Broadly speaking, “anything about population size should be taken with a grain of salt considering preservational and, perhaps more importantly, collection biases,” writes Jingmai O’Connor, associate curator of fossil reptiles at the Field Museum in Chicago, in an email. Marshall says the usability depends on what a beholder is looking for. The team believes their estimates to be “accurate, but imprecise, but to a known degree,” he adds. “If you are happy with knowing that there were billions, not millions or trillions of T. rex, then our estimate is very reliable.”
Both Chiappe and Ballard say that this paper—which Ballard says “can best be described as a thought experiment”—could nudge other work along. “The method and approach could be helpful for others to infer population sizes of species for which we know more, and therefore we can constrain our variables a lot more,” Chiappe says. Because there are plenty of modern big cat analogs for saber-toothed cats, Chiappe could see the model being useful for estimating the population of the Ice Age megafauna.
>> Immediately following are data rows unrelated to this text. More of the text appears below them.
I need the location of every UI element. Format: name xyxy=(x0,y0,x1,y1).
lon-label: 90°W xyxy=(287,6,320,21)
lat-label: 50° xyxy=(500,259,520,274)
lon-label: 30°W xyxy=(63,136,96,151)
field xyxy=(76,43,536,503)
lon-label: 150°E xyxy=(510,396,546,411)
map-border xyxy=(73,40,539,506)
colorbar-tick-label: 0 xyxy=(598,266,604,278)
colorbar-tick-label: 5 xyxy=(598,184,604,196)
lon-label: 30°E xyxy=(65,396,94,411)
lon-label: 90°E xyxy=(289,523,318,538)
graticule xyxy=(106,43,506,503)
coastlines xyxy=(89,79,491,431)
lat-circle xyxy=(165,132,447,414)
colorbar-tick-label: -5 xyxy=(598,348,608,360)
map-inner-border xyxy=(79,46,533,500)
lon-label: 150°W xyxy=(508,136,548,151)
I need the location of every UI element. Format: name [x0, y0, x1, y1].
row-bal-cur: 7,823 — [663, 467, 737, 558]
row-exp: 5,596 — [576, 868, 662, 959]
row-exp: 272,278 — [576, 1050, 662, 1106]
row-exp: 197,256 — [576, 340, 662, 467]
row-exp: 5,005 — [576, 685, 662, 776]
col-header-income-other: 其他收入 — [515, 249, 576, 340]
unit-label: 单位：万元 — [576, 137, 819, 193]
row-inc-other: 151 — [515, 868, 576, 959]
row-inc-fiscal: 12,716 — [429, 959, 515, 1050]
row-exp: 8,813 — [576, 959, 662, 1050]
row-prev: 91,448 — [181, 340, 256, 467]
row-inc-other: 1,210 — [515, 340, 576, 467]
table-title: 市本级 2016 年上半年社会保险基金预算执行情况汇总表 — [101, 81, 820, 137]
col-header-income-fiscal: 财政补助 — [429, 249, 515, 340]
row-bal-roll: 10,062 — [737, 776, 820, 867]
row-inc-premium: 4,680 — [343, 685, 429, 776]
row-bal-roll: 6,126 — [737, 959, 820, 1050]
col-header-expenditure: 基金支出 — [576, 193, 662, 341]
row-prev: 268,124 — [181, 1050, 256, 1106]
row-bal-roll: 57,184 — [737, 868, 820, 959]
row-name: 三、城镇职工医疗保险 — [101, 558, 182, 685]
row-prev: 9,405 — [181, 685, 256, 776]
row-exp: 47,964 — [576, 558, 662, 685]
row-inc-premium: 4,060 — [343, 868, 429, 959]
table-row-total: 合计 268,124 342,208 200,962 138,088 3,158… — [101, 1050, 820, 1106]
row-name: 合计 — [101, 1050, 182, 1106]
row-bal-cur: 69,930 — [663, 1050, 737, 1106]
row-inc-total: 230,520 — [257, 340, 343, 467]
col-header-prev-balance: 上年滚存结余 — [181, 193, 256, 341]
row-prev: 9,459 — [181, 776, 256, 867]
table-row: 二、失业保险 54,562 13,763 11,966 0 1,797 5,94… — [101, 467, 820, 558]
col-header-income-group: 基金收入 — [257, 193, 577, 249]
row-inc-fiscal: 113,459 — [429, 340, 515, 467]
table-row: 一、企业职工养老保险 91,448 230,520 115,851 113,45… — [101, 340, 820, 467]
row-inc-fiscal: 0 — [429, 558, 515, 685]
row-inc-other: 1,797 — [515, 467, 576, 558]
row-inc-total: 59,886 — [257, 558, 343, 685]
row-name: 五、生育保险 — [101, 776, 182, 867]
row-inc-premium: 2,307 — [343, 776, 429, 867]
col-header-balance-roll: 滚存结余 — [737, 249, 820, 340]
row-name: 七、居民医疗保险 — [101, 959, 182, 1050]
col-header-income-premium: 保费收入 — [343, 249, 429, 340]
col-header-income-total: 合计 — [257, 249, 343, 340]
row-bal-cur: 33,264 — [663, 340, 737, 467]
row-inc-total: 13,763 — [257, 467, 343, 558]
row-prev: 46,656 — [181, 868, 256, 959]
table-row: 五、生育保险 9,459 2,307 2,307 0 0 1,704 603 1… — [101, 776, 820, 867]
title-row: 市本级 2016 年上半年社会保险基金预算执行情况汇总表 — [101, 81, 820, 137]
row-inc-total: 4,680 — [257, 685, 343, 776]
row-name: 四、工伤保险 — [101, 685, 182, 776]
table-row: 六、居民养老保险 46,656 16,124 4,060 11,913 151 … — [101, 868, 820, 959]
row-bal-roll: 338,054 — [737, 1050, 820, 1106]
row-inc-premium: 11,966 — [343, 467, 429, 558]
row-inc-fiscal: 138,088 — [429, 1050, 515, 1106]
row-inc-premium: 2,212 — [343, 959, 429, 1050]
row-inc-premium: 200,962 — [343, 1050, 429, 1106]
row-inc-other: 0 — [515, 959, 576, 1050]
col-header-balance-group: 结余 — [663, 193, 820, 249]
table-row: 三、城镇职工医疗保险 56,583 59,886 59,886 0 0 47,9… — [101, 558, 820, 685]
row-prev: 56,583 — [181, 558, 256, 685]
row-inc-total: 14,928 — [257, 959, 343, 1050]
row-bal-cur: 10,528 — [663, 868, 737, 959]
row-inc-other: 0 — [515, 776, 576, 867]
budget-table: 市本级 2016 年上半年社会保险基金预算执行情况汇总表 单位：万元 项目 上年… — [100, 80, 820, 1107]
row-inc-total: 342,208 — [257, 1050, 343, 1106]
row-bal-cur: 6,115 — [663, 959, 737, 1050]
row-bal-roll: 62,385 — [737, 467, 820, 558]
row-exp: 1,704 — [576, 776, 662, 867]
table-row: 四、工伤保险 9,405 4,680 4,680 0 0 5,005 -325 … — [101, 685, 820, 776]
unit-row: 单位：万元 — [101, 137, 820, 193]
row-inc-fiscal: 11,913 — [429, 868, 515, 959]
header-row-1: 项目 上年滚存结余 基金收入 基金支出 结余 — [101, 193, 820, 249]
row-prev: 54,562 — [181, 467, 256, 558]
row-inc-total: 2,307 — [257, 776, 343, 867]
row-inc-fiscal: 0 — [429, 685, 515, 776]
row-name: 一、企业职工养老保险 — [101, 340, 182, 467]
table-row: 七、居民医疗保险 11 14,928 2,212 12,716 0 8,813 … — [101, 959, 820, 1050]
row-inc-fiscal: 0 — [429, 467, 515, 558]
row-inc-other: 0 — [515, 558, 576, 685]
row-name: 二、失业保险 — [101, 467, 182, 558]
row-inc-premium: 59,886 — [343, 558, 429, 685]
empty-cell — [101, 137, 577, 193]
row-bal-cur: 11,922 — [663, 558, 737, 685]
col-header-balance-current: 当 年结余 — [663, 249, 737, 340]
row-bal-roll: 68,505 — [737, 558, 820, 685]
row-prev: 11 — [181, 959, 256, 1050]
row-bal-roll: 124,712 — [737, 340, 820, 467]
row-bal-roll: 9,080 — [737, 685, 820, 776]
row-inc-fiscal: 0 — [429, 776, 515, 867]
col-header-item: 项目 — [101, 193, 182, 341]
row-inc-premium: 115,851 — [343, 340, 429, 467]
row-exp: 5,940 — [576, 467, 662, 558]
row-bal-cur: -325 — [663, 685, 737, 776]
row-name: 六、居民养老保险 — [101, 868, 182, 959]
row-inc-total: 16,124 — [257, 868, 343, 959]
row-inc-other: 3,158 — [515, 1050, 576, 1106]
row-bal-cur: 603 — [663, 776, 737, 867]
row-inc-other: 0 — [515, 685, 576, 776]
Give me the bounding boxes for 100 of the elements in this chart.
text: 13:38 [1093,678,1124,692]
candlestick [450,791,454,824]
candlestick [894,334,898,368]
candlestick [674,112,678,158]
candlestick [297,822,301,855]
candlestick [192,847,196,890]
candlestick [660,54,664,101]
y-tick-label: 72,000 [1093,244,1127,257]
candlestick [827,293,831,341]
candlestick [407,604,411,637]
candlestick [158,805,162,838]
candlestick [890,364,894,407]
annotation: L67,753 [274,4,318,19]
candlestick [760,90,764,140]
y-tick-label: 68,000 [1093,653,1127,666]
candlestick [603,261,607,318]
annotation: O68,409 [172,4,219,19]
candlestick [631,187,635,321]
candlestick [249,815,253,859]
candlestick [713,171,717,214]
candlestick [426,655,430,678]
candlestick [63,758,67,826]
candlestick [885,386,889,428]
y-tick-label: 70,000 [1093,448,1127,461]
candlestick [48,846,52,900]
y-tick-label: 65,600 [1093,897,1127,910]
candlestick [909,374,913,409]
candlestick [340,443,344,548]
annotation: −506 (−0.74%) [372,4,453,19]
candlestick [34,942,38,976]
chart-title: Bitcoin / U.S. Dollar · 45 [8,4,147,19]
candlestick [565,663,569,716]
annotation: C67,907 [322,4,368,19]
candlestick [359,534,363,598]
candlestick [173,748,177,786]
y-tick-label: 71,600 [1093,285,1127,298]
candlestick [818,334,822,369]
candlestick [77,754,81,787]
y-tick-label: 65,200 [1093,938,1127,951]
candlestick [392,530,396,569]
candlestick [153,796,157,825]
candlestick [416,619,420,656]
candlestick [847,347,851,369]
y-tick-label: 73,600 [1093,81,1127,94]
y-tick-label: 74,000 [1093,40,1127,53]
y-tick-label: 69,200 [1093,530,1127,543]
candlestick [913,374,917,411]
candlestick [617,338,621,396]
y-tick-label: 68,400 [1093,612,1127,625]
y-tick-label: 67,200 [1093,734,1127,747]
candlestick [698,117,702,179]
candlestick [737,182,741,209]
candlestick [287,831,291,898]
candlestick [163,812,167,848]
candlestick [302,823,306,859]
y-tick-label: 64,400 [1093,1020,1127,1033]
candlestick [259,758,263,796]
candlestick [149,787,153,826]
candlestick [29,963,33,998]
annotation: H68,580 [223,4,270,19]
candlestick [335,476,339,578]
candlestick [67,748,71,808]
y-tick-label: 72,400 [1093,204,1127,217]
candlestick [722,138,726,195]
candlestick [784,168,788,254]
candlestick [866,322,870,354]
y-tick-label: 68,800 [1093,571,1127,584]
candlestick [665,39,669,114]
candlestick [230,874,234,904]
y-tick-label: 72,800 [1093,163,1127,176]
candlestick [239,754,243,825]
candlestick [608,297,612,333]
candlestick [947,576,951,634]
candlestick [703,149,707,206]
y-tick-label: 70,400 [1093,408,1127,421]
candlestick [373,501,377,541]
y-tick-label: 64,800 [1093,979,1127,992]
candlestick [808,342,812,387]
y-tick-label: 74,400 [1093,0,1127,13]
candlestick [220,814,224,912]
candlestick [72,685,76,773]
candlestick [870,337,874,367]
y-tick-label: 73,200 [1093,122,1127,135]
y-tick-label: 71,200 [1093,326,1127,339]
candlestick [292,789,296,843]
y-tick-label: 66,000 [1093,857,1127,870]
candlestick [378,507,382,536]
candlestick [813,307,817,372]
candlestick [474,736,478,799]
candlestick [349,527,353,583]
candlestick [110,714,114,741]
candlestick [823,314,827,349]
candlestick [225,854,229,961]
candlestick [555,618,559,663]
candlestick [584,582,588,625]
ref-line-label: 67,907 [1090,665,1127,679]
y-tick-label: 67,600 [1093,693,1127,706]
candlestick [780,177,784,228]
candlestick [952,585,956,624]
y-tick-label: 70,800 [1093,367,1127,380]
Ballard says the methodology could also help future researchers piece together “a hypothetical snapshot” of the full range of dinosaurs living in a particular environment.
While the number of T. rex remains uncertain, scientists have sketched other aspects of the prehistoric world in relatively fine-grained detail. The skulls, ribs, and other T. rex bones pried from Hell Creek have helped researchers understand a lot about the creatures’ movements and more, including how the dinosaurs used their puny arms and were beset by infections. Elsewhere, trace fossils such as trackways can indicate which animals trundled along in groups, and which ambled solo—at least on the particular occasion when their passage was preserved. By considering contemporary analogs for prehistoric plants, paleobotanists can even imagine what the air might have smelled like tens of millions of years before South Dakota was a state—when ponds were matted with plants similar to water lettuce, and the smell of pine from cypresses and redwoods tangled with the scent of a plant from the same genus as the modern tulip tree. Imagine T. rex tip-tromping through the ancient landscape—however many of the apex predators there were.